A differenza di Gianni Morandi, che pure non fu un personaggio squisitamente sanremese degli anni Sessanta, ma successivo, e venuto poi a dirigere la kermesse da celebrato conduttore, Claudio Baglioni non è quel che si dice un artista tipico di questo mondo di gare e di exploit: è sempre stato, quel che si dice, un battitore libero. Di qualità ma libero. In quanto ai “coadiuvanti” – la Hunziker e Savino – si potrebbe dire che siamo nel politically correct televisivo. Per Savino il palcoscenico dell’Ariston è una curiosa novità, una “medaglietta” che potrebbe essere foriera di nuovi incontri; per la Hunziker, tuttora felicemente accasata a Mediaset, è un gradito ritorno, dopo l’edizione del 2007 cui prese parte a fianco di quella pieta miliare del Festival di Sanremo che è Pippo Baudo. Il successo di audience televisiva – non si sa se di più o di meno rispetto all’edizione precedente dell’onnicomprensivo Carlo Conti – si preannuncia assicurato con ampi margini di certezza.
Qualcosa anche a proposito dei venti cantanti in gara, i cosiddetti big. Di tutto un po’ come sempre. Abbiamo una serie compatta di ex vincitori (alcuni “spezzettati” e riciclati): i tre ex Pooh Facchinetti, Fogli e Canzian primi insieme come gruppo e separati (Fogli), Luca Barbarossa, Enrico Ruggeri (che torna con i Decibel) e Ron; artisti che gareggiano con ottimi pedigree trascorsi dentro e fuori Sanremo (Noemi, Elio e le Storie Tese, Annalisa, Nina Zilli, Max Gazzé); altri che non demordono (Caccamo, Kolors, Biondi, Stato Sociale, Vibrazioni, Rubino); le coppie più o meno strane: Ermal Meta e Fabrizio Moro, Diodato e Roy Paci, Enzo Avitabile e Peppe Servillo… E un terzetto da “gustare”: Bungaro, Pacifico (alias Gino De Cresenzo) e Ornella Vanoni. Di quest’ultima – grande signora della canzone e del teatro italiani – nulla da dire a chiarimento: una storia che parte dagli anni Cinquanta, quand’era già illustre, sette partecipazioni a Sanremo, più le varie Canzonissime, Partitissime ecc. Una gigantessa. Prendiamola come un gioco, la sua presenza. Particolare importante: non ci saranno eliminazioni.
E poi le otto “giovani proposte”. Tutti eccellenti (ascoltati nella fase preliminare). Tra questi anche un Lorenzo Baglioni, ma non sarebbe nemmeno un parente.
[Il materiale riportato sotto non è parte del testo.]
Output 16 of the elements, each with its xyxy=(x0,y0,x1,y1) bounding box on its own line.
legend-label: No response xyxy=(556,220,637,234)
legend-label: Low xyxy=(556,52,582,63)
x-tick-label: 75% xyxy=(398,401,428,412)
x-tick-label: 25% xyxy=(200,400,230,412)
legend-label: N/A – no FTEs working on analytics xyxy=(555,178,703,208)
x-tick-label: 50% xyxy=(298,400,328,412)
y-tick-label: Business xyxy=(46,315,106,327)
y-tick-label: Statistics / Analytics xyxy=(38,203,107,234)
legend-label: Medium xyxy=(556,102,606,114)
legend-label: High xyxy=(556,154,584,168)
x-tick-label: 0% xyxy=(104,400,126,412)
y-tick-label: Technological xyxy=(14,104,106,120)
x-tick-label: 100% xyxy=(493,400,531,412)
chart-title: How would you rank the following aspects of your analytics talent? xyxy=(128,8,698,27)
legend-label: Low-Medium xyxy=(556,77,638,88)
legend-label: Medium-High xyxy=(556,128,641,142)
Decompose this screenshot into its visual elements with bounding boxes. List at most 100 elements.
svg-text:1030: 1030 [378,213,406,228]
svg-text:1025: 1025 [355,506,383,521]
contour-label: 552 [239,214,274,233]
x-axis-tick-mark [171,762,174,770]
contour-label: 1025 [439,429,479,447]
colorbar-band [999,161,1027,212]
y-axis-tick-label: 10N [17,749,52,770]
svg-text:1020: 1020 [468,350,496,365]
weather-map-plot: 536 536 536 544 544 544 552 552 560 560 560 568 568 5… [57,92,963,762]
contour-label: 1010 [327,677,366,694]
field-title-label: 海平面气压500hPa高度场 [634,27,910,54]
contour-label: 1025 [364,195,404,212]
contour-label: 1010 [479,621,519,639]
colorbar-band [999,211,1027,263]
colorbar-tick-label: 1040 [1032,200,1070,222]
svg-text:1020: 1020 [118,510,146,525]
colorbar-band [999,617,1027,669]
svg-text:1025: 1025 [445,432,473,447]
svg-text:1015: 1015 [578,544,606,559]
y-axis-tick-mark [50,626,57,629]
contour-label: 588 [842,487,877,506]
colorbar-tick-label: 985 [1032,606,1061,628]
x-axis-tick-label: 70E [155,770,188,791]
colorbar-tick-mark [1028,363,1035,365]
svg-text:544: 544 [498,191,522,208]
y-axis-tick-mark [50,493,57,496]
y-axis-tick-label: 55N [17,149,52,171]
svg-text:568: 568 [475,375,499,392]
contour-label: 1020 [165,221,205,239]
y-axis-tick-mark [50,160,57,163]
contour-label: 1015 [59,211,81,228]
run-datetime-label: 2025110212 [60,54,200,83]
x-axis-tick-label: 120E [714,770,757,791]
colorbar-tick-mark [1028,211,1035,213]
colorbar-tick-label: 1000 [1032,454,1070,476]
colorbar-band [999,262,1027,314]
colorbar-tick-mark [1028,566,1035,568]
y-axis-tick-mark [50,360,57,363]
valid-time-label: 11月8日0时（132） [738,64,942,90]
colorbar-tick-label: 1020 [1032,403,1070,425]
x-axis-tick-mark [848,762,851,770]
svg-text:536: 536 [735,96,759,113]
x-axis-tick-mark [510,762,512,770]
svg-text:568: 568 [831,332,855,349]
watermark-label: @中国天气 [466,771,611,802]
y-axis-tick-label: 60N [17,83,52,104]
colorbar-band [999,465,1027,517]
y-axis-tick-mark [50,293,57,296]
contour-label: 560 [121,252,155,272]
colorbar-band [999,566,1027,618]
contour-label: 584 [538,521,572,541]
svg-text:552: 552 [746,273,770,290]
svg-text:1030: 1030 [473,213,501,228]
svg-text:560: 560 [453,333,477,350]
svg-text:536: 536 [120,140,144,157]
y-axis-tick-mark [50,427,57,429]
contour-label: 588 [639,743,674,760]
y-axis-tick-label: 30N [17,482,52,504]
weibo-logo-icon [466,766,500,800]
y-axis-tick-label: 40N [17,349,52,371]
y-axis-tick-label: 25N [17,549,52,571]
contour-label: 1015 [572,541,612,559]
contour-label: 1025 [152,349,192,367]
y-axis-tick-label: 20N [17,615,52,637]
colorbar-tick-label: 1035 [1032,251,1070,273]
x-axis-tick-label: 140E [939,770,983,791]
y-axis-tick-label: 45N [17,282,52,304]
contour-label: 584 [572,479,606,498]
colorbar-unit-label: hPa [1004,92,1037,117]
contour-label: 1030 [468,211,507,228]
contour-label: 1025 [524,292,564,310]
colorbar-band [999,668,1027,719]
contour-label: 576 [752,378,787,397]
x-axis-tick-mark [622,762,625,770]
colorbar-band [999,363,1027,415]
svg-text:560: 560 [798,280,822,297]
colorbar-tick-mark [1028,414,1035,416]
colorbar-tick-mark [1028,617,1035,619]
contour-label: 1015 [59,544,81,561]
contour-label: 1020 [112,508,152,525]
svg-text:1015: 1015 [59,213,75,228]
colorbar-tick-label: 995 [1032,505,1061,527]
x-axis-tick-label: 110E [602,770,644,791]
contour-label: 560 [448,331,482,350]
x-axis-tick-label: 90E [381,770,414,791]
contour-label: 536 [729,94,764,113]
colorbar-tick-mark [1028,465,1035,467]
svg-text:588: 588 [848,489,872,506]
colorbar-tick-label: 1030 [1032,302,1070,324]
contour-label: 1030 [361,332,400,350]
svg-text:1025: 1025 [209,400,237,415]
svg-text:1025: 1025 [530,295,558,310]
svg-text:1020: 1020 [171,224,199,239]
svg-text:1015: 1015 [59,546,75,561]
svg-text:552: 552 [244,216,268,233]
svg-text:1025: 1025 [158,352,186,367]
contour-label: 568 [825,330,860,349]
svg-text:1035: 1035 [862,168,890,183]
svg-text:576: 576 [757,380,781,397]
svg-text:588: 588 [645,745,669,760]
Fare pronostici è molto difficile, diciamo pressoché impossibile. Il vincitore dei big sarà scelto dal pubblico (50%), sala stampa (20%) e giuria di esperti (30%). Lo scorso anno una favorita Fiorella Mannoia si dovette inchinare a un quasi sconosciuto Francesco Gabbani: Occidentali’s Karma. Sembrava una canzonetta da niente, forse più da Zecchino d’Oro che da Sanremo, e invece ha spopolato per l’intera estate. Chi l’avrebbe mai detto.
Un fine intenditore come Pippo Baudo continua a sostenere che la stella di Francesco Gabbani è destinata a cadere in fretta dal firmamento. Può darsi (e guardiamo a due esempi del passato: Vasco Rossi e Zucchero Fornaciari) che si sbagli.